KEYSTONE/CYRIL ZINGARO

(sda-ats)

Le ministre de la Défense, Jean-Yves Le Drian, s'apprête à officialiser son soutien à Emmanuel Macron. Le candidat à la présidentielle française voit là un premier pilier du gouvernement se rallier à sa candidature, rapporte jeudi le quotidien Ouest-France.

Selon le journal local, qui a rencontré le ministre socialiste jeudi, celui-ci devait annoncer sa décision dans la journée à ses vice-présidents au conseil régional de Bretagne.

Le penchant de Jean-Yves Le Drian pour l'ex-ministre de l'Economie, actuellement considéré comme le favori des sondages, plutôt que pour le socialiste Benoît Hamon ne faisait plus guère de doute depuis plusieurs jours. L'entourage de ce proche de François Hollande évoquait des "discussions" entre les deux hommes, tout en précisant que le ministre était maître du calendrier.

Jusqu'à présent, seuls deux secrétaires d'Etat sans grand pouvoir d'influence, l'écologiste Barbara Pompili et le radical de gauche Thierry Braillard, avaient annoncé leur choix de soutenir Emmanuel Macron.

Ministres tiraillés

Tiraillés entre le candidat investi par leur camp et le mieux placé pour accéder au second tour, d'autres ministres d'envergure continuent à entretenir le suspense sur leurs intentions, à commencer par les fidèles de François Hollande. Le chef de l'Etat en partance a autorisé les membres de son gouvernement à prendre parti durant la campagne, mais pas avant le 24 mars.
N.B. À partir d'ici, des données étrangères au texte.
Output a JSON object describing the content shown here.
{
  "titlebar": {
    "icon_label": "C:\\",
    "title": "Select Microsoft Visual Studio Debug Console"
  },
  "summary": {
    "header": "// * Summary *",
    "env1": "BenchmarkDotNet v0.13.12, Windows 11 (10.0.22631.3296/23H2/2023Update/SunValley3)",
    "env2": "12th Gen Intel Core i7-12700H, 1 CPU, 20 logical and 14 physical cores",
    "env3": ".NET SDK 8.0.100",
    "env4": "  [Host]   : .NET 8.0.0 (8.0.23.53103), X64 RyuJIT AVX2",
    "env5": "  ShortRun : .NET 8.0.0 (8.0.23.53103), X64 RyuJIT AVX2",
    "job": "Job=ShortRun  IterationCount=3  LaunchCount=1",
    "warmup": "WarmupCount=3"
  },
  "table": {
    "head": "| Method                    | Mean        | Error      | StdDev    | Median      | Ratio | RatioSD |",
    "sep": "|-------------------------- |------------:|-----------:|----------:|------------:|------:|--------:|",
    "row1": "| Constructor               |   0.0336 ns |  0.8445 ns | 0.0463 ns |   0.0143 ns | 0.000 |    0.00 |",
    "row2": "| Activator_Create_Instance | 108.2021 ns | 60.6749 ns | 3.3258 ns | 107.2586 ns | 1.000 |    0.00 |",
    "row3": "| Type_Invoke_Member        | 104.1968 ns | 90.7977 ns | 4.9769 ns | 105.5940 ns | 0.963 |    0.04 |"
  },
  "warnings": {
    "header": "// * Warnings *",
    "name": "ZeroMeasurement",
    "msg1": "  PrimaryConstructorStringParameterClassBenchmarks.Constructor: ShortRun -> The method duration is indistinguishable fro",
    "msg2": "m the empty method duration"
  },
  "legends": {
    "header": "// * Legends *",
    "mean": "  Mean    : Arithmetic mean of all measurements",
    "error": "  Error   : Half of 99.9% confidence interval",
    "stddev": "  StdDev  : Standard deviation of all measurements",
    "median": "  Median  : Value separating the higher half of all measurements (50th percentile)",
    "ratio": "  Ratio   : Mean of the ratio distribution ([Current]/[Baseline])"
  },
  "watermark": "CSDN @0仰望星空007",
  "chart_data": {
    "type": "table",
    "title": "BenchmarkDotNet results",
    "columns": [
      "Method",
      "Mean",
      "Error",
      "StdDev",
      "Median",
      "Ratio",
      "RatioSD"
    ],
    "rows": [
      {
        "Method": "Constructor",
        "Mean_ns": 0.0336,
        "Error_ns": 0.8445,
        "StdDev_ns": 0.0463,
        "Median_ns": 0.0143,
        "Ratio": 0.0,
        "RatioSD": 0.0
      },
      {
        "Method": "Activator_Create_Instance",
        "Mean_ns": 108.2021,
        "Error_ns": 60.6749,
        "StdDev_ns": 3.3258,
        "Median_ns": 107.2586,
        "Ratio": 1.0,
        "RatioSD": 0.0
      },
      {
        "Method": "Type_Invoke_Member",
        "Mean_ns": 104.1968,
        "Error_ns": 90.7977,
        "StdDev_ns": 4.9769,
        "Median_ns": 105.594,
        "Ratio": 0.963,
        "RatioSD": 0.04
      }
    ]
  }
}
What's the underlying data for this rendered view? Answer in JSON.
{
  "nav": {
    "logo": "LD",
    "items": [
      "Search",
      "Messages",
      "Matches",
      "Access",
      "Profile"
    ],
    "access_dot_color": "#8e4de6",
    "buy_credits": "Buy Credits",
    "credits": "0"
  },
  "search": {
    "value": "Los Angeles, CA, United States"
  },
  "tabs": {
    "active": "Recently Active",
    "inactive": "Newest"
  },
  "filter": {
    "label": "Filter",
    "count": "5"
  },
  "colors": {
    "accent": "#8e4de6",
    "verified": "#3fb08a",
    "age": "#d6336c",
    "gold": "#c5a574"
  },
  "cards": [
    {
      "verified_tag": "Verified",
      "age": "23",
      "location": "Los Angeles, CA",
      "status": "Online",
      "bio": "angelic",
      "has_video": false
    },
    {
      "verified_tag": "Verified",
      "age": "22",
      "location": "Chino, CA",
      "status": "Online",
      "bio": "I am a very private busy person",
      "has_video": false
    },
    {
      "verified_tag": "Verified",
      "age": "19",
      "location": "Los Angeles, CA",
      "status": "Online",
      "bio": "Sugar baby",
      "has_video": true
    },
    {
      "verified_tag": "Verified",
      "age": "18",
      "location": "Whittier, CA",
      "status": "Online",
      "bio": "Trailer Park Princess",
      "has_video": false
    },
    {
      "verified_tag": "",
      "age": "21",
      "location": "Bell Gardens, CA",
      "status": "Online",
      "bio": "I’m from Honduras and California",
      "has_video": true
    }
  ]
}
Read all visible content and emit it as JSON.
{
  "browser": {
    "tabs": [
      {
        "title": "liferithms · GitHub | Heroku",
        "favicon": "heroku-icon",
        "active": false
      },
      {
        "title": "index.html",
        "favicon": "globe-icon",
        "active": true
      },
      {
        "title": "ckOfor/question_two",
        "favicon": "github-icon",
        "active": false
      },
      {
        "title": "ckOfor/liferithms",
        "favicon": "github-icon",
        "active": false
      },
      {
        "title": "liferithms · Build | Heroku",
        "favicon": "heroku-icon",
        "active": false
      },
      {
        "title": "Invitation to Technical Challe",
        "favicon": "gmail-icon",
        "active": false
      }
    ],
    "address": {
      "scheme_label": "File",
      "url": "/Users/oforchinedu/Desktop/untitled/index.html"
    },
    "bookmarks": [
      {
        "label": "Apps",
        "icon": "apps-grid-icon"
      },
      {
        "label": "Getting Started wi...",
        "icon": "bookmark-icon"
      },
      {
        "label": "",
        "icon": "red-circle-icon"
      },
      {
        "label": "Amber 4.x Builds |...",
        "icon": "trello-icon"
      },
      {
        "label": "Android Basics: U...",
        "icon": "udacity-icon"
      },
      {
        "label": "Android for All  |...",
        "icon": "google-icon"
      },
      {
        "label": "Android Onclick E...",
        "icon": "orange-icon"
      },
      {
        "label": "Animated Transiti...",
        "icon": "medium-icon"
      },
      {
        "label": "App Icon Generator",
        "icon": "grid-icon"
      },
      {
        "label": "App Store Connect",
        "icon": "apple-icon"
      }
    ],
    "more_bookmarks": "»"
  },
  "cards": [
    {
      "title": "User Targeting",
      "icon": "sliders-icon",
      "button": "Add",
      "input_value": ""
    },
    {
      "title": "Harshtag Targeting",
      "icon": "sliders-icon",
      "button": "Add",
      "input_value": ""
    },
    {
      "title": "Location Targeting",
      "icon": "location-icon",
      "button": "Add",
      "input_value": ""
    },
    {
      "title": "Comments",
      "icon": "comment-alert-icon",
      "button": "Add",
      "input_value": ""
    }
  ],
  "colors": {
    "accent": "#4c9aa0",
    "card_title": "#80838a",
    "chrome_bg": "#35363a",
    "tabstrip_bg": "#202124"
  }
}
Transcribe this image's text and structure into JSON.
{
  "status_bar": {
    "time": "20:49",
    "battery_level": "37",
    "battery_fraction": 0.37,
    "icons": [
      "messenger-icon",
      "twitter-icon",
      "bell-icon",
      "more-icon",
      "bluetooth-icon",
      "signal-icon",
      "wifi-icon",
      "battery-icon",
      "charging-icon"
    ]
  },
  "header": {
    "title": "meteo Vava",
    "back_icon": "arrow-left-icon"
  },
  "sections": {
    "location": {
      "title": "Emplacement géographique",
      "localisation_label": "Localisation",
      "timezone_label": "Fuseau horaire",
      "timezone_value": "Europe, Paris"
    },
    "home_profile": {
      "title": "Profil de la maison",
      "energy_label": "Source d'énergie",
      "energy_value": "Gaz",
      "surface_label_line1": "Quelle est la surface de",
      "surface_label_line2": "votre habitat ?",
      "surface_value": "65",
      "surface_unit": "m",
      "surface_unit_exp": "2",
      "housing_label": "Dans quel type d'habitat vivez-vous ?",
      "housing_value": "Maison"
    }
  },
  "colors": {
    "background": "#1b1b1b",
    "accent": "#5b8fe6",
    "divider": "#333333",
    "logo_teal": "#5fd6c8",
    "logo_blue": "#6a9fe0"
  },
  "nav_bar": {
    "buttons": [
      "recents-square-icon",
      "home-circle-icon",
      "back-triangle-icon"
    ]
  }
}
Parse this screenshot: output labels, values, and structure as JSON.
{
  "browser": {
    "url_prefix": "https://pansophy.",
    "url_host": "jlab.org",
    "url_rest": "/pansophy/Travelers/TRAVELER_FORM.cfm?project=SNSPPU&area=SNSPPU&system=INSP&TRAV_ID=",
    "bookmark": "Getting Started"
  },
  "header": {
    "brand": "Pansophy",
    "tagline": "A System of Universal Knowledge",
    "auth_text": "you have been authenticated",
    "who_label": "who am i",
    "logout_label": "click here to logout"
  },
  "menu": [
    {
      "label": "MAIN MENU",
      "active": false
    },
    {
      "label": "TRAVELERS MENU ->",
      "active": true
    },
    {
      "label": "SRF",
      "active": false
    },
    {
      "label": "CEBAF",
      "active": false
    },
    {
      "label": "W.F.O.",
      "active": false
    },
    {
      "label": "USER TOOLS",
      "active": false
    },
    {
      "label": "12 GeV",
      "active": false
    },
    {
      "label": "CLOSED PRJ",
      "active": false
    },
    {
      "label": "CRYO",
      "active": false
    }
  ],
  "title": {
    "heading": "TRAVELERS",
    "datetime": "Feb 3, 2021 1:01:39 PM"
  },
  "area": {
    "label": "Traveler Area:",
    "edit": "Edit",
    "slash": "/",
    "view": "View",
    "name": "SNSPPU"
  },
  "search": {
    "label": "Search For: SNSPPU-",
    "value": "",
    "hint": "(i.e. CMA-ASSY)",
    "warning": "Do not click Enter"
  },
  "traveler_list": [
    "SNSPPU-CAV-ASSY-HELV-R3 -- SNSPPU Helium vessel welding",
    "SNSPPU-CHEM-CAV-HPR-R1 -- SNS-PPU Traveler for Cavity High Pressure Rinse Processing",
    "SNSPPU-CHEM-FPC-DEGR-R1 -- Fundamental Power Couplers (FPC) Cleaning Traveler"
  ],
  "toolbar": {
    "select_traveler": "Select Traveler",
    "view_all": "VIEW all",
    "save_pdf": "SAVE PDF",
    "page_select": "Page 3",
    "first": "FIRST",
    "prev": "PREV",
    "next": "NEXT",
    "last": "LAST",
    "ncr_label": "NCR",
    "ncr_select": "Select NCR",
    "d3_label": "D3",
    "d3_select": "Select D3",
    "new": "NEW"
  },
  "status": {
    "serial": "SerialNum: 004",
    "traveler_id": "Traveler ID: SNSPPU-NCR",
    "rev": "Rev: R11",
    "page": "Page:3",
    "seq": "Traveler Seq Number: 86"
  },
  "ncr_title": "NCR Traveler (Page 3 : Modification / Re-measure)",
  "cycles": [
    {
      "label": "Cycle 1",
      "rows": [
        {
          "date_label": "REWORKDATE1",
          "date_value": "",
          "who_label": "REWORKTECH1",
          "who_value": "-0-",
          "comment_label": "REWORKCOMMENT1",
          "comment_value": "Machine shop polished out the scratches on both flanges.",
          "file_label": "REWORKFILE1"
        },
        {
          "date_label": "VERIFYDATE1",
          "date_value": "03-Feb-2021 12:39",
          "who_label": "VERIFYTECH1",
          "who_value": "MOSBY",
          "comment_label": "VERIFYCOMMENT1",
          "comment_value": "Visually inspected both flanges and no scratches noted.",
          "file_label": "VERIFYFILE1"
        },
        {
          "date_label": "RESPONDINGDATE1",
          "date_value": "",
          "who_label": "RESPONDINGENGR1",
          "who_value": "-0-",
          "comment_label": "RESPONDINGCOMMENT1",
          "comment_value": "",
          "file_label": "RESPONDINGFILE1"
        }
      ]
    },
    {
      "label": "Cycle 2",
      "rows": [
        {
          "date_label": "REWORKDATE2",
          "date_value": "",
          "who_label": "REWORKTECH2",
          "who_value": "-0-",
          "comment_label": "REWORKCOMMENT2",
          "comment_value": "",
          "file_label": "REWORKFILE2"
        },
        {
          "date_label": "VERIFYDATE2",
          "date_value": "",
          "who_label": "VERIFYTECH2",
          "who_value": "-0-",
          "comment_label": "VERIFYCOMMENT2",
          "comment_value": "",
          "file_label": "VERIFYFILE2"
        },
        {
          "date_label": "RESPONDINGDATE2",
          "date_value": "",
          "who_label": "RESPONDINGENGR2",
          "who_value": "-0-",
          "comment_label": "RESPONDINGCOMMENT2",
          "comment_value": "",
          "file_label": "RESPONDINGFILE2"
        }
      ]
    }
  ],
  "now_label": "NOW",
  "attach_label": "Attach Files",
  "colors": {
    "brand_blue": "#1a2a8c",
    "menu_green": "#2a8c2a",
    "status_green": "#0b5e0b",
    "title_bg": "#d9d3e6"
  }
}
Populaire en Bretagne et ministre de premier plan depuis le début du quinquennat, Jean-Yves Le Drian est la prise la plus prestigieuse pour Emmanuel Macron depuis l'"alliance" nouée fin février avec le centriste François Bayrou.

Ce rapprochement a coïncidé avec une remontée du candidat dans les enquêtes d'intention de vote réalisées en vue du premier tour, prévu le 23 avril. L'ancien protégé de François Hollande n'a toutefois pas l'intention de circonscrire le cercle de ses soutiens à la gauche et au centre. Il n'hésite pas, par exemple, à envoyer des signaux aux ex-partisans d'Alain Juppé, désormais orphelins.

Jeudi, Dominique Perben, favorable au maire de Bordeaux durant la primaire de la droite et ministre de la Justice sous Jacques Chirac, a fait savoir qu'il soutenait Emmanuel Macron.